In a report by Semianalysis, it’s revealed that the $5.6 million figure is just the pre-training cost — excluding research, maintenance, operation, and hardware. DeepSeek also shares its computing resources with its parent company, High-Flyer hedge fund, which invested over $500 million into Nvidia GPUs alone. The total cost for DeepSeek’s server infrastructure is estimated to be an eye-watering $1.6 billion, with an additional $944 million spent on operating the clusters. In addition to this new estimate, which far surpasses the company’s initial statements, it was recently revealed that OpenAI claims that DeepSeek had illegally used its data to train its own AI model.
So, while DeepSeek’s numbers may look good on paper, the true expenses tell a different story — especially when considering the full scope of development.
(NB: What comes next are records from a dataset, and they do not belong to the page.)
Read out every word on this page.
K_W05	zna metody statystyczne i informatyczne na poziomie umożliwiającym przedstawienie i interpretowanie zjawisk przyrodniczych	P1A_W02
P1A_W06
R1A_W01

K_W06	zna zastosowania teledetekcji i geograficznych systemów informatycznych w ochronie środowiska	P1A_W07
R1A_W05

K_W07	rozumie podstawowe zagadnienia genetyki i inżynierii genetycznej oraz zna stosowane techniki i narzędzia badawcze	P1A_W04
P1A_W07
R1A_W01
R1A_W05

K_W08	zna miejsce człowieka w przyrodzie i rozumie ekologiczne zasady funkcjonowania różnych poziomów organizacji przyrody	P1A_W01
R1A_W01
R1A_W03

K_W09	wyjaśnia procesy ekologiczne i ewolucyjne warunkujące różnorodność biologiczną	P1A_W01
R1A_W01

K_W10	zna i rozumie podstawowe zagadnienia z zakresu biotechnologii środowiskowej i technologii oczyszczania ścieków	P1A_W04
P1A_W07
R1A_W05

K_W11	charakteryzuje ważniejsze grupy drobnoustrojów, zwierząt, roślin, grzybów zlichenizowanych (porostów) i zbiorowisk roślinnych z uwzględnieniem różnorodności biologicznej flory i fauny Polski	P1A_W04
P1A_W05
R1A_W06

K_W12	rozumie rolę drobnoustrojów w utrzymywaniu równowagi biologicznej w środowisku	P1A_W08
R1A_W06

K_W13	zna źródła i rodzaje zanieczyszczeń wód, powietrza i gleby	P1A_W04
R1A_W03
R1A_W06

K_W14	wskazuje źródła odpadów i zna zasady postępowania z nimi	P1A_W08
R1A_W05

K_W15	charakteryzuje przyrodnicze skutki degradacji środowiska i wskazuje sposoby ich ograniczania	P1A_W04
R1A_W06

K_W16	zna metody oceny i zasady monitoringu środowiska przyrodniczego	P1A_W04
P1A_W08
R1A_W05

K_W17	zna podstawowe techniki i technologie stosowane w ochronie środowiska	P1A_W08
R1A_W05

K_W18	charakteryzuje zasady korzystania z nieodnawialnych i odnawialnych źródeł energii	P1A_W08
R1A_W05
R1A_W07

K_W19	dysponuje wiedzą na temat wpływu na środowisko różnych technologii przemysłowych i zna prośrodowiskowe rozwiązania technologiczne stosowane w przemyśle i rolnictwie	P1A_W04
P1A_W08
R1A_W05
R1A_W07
The company apparently also hires employees only from China’s universities, reportedly offering salaries of up to $1.3 million USD per year to top talent. With just 150 employees, DeepSeek is clearly operating with a lean but highly effective team. Another edge DeepSeek’s has over both Western and some Chinese competitors lies in its in-house data centers, which allow for more agile experimentation and quicker iteration due to not having to rely on outside providers.
Ultimately, while DeepSeek’s models are impressive, they aren’t necessarily beating other models in the market, especially OpenAI’s latest O3 model. DeepSeek’s rapid development and lower operational costs make for a compelling story, but when you scratch beneath the surface, it seems the full picture is more complex than the startup’s claims suggest.